Margin (Percent) vs. Margin (Absolute)

The prospective margins achieved by well-run ambulatory surgery centers (“ASCs”) would catch anyone’s attention. They have certainly caught the attention of health systems. For example, a 30 percent operating margin is not uncommon. That’s certainly some exciting economics!

But couple that with the idea that non-hospital outpatient surgeries are now intended to displace inpatient surgeries and one faces an interesting dilemma: An outpatient surgery business may generate 30 percent margins while a hospital generates 8 percent margins on its inpatient business. But an average outpatient surgery may generate $3,000 in revenue, while the average inpatient surgery might generate $30,000. While return on invested capital (“ROIC”) for the outpatient facility is much higher, absolute ROIC is still lower. $900 in operating profit, or $2,400? Which would you choose?

If you’re a health system, the answer is clear: You need inpatient volume for the absolute margin it brings. Margins in ASCs are a function of cost, more favorable reimbursement (because payers would rather spend money on outpatient surgeries than inpatient surgeries), and payer mix, since ASCs have more commercially insured patients and fewer Medicaid patients. If you’re a patient or health plan, the opposite answer is clear: You want outpatient volume to displace inpatient volume. Therein lies the dilemma.

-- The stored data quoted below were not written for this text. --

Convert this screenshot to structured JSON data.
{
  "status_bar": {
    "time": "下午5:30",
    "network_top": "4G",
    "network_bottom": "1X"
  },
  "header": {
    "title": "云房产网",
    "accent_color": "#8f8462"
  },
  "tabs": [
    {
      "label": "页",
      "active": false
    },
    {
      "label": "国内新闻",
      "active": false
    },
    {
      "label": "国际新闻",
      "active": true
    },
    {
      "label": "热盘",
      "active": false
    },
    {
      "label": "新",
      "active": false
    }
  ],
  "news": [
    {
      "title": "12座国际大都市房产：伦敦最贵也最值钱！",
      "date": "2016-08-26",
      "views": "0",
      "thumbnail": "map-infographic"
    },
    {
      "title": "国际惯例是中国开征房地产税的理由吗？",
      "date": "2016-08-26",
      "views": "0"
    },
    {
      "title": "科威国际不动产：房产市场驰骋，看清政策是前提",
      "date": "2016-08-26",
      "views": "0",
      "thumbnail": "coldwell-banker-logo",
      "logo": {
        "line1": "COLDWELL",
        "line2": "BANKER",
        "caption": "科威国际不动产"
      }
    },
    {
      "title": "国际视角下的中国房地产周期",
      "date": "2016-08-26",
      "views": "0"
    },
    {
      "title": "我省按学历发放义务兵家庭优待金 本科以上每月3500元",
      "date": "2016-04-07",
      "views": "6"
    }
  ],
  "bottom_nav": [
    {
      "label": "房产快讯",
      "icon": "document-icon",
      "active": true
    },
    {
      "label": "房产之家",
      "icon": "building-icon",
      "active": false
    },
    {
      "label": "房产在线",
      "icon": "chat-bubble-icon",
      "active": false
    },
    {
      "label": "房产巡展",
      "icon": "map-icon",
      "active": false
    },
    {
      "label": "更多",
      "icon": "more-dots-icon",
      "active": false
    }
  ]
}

Market Share and Service Concentration

If success during the pandemic and beyond requires increased emphasis on consumer preference and cost, then all health systems should adopt what many academic medical centers have known for a long time, even if execution remains a challenge: Concentration of more highly acute services, and the shedding of lower acuity services to lower-cost venues, is critical to success. 

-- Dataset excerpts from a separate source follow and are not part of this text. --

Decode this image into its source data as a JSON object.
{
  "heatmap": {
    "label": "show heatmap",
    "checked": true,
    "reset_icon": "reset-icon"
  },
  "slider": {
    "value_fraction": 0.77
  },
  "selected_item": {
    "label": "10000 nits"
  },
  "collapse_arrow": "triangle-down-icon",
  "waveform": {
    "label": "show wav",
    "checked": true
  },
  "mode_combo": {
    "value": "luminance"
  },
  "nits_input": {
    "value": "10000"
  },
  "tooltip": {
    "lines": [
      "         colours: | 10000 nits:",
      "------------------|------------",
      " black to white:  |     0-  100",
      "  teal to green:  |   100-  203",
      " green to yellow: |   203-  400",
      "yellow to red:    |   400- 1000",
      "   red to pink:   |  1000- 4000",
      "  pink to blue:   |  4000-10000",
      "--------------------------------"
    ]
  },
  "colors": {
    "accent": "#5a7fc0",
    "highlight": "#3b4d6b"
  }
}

This strategy, wise at it may be, hinges on two crucial execution capabilities. The first is the ability to gain market share, since only the distilled essence of that market share—the high-acuity cases—will end up being where you really make your money. The second, just as difficult, is exercising the discipline to share those less acute services and the revenues associated with them with your partners, even though your instinct is to take them all. Healthcare organizations naturally lean toward extracting the maximum revenue from any given patient relationship. As the old saying goes, “If you refer a patient to another provider, you’ll never see the patient again.” But this tendency, natural as it might be, is self-defeating—and it isn’t conducive to developing long-term relationships with consumers.

While the example used here relates to academic medical centers that specialize in high-acuity tertiary and quaternary services, a similar approach could be useful to community-based providers that may wish to specialize in certain service lines and form alliances with academic medical centers for others. The key is the combination of alliances that enhance service quality and market share.

Conclusion

In the end, any successful outpatient strategy must focus on reducing cost to the consumer (and, hence, revenue per unit of service), reorganizing the organization’s cost structure, and making up for the reduced revenue per unit by increasing market share—especially commercially insured market share. We know: Simple to define, difficult to execute. But clarity of the end goal is always helpful to execution.